El frío del invierno se le mete a uno en los huesos, cada vez más. Oyendo la radio mientras se escribe, mucho más. El desaliento se instala y uno, por salir del círculo, echa la vista atrás. A los pantalones usados y a los suéteres con coderas.

En Tomelloso había un par de tiendas de géneros de segunda mano, rastros. Vendían, entre millones de cosas,  ropa de caqui. Antes, en esos tiempos a los que uno se retrotrae por salir del círculo, las gentes del campo se vestían con ropa militar.

Bogas Bus

Una vez, el padre de un compañero prontamente fallecido, camionero, sin carnet —anduvo toda la vida guiando sin permiso, una vez  en Francia lo pillaron los gendarmes con el tráiler y menos papeles que una liebre, lo enchiqueraron y salió hasta en el telediario de la primera cadena—, transportaba fardos de ropa militar. Nuestro llorado amigo, tirando, tirando, conseguía sacar camisas de los fardos, que luego nos vendía.

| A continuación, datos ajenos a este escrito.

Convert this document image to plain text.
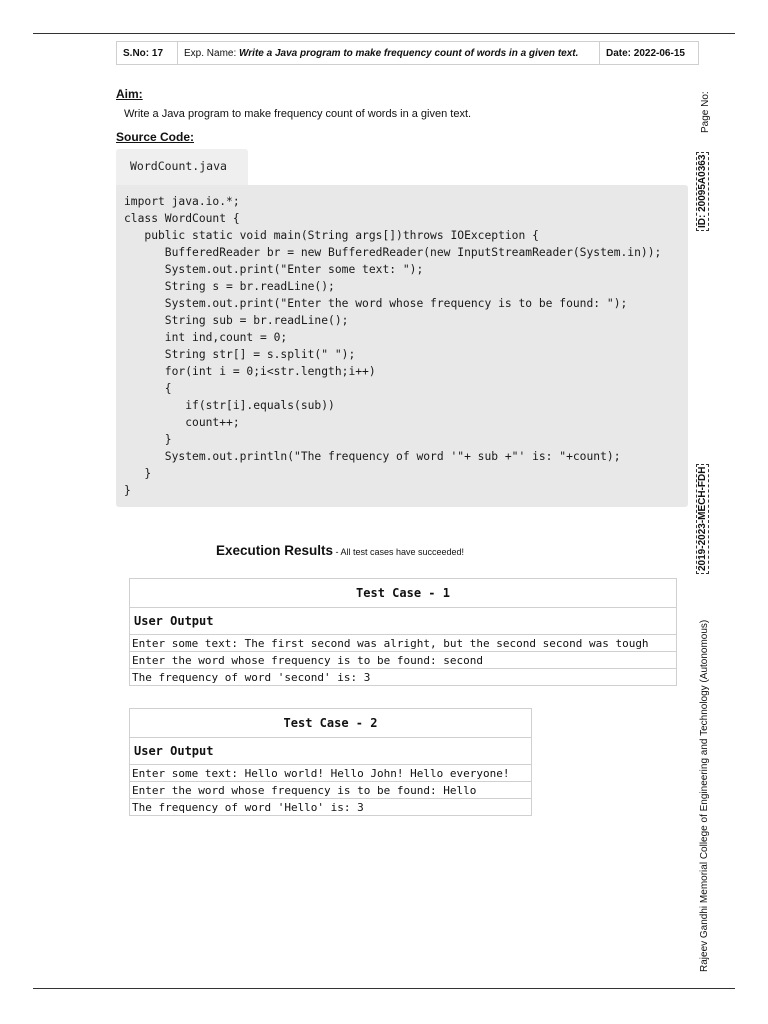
S.No: 17	Exp. Name: Write a Java program to make frequency count of words in a given text.	Date: 2022-06-15
Aim:
Write a Java program to make frequency count of words in a given text.
Source Code:
WordCount.java
import java.io.*;
class WordCount {
public static void main(String args[])throws IOException {
BufferedReader br = new BufferedReader(new InputStreamReader(System.in));
System.out.print("Enter some text: ");
String s = br.readLine();
System.out.print("Enter the word whose frequency is to be found: ");
String sub = br.readLine();
int ind,count = 0;
String str[] = s.split(" ");
for(int i = 0;i<str.length;i++)
{
if(str[i].equals(sub))
count++;
}
System.out.println("The frequency of word '"+ sub +"' is: "+count);
}
}
Execution Results - All test cases have succeeded!
Test Case - 1
User Output
Enter some text: The first second was alright, but the second second was tough
Enter the word whose frequency is to be found: second
The frequency of word 'second' is: 3
Test Case - 2
User Output
Enter some text: Hello world! Hello John! Hello everyone!
Enter the word whose frequency is to be found: Hello
The frequency of word 'Hello' is: 3
Page No:
ID: 20095A0363
2019-2023-MECH-FDH
Rajeev Gandhi Memorial College of Engineering and Technology (Autonomous)
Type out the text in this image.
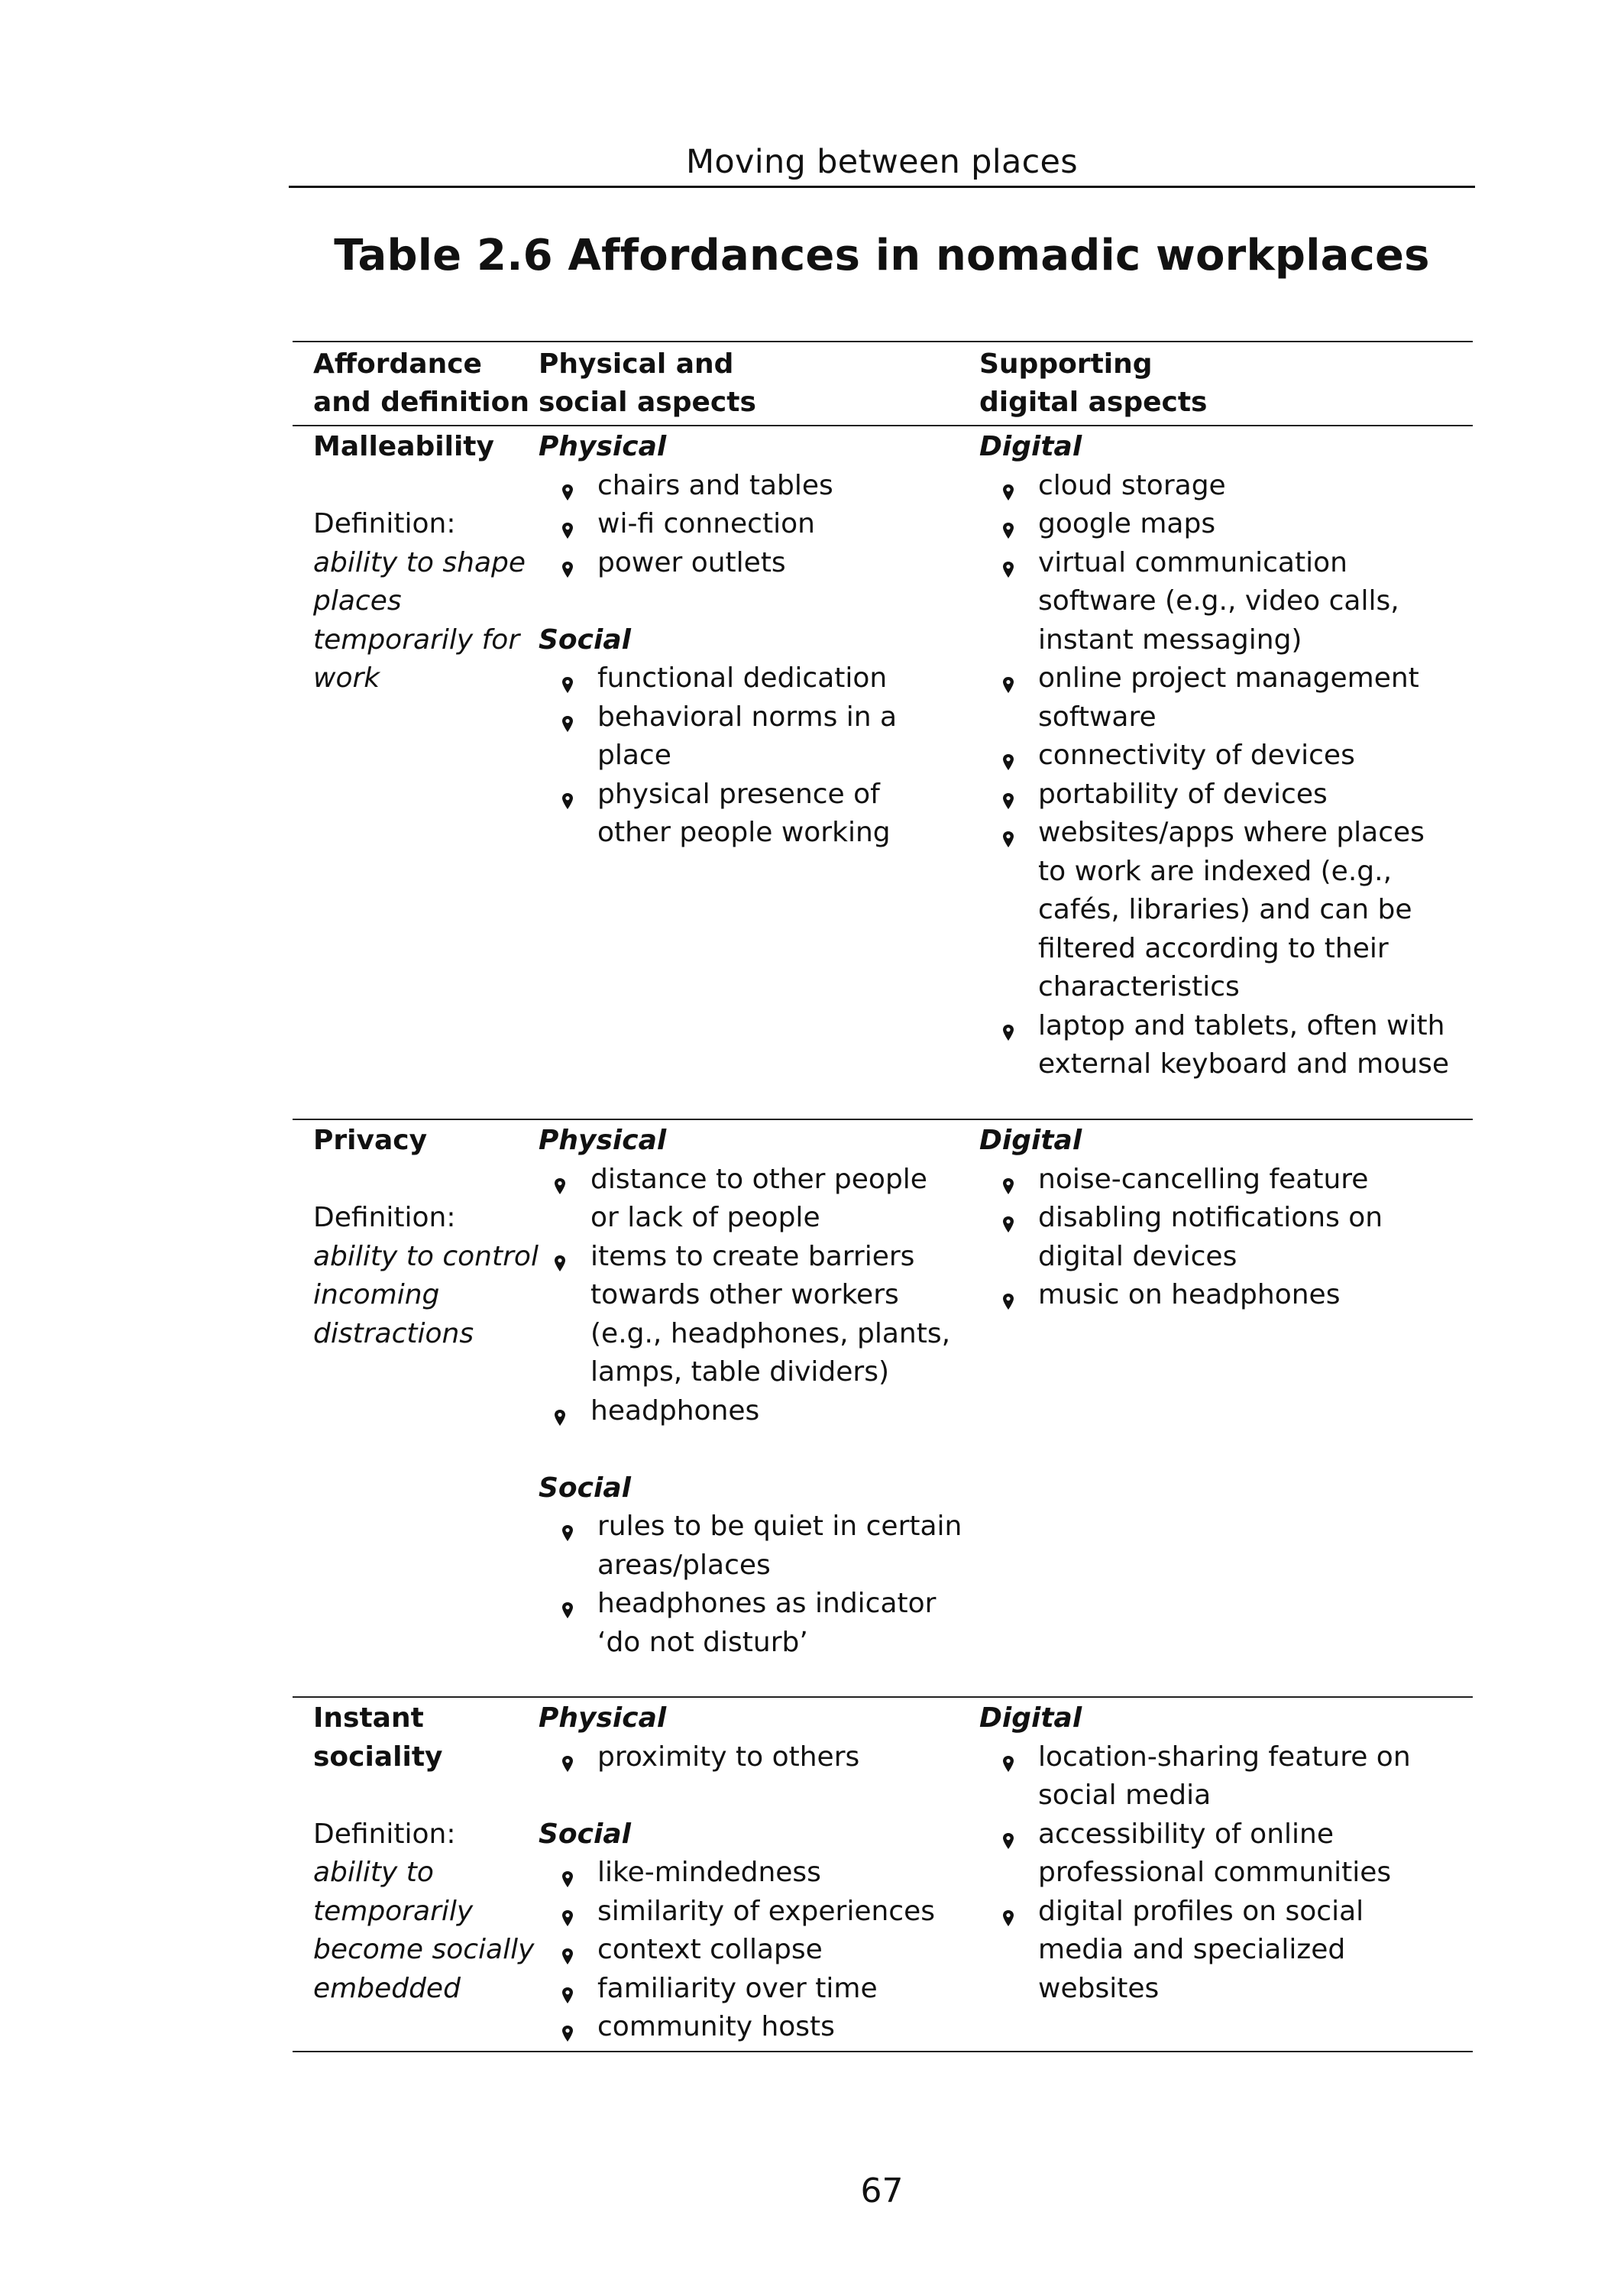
Moving between places
Table 2.6 Affordances in nomadic workplaces
Affordance
and definition
Physical and
social aspects
Supporting
digital aspects
Malleability
Definition:
ability to shape
places
temporarily for
work
Physical
chairs and tables
wi-fi connection
power outlets
Social
functional dedication
behavioral norms in a
place
physical presence of
other people working
Digital
cloud storage
google maps
virtual communication
software (e.g., video calls,
instant messaging)
online project management
software
connectivity of devices
portability of devices
websites/apps where places
to work are indexed (e.g.,
cafés, libraries) and can be
filtered according to their
characteristics
laptop and tablets, often with
external keyboard and mouse
Privacy
Definition:
ability to control
incoming
distractions
Physical
distance to other people
or lack of people
items to create barriers
towards other workers
(e.g., headphones, plants,
lamps, table dividers)
headphones
Social
rules to be quiet in certain
areas/places
headphones as indicator
‘do not disturb’
Digital
noise-cancelling feature
disabling notifications on
digital devices
music on headphones
Instant
sociality
Definition:
ability to
temporarily
become socially
embedded
Physical
proximity to others
Social
like-mindedness
similarity of experiences
context collapse
familiarity over time
community hosts
Digital
location-sharing feature on
social media
accessibility of online
professional communities
digital profiles on social
media and specialized
websites
67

Íbamos todos de verde. Algunos hasta con gafas de sol, de las de aviador, con montura dorada y cristales verdes a juego. Otros llevábamos las antiparras de pasta, pagadas a plazos. La marcialidad del jubón militar nos hacía ser los amos del recreo. Bueno, si no estaba aquel repetidor al que le llegaba la barba a los ojos. También sabíamos que había que reírle las gracias.

Hablando de rastros, había una mujer que vendía en su casa vajillas, cuberterías y menaje. Ollas, sartenes, cucharones, sillas de anea. Todo fiado. Al menaje aquí le dicen vedríao. Viene de vidriado, por la técnica de lacado de los peroles rojizos. Las palabras con el uso se van acoplando, se les quita lo que les sobra y se les da el sentido que realmente tienen, ¿qué saben esos académicos de fregar sartenes?

¿Acaso saben que hay que fregarlas con arena para que no se oxiden? Con asperón. Y ponerlas al amor de la lumbre.

Antes había  media docena de certezas que nos mantenían con vida y, sobre todo, alejados del desaliento.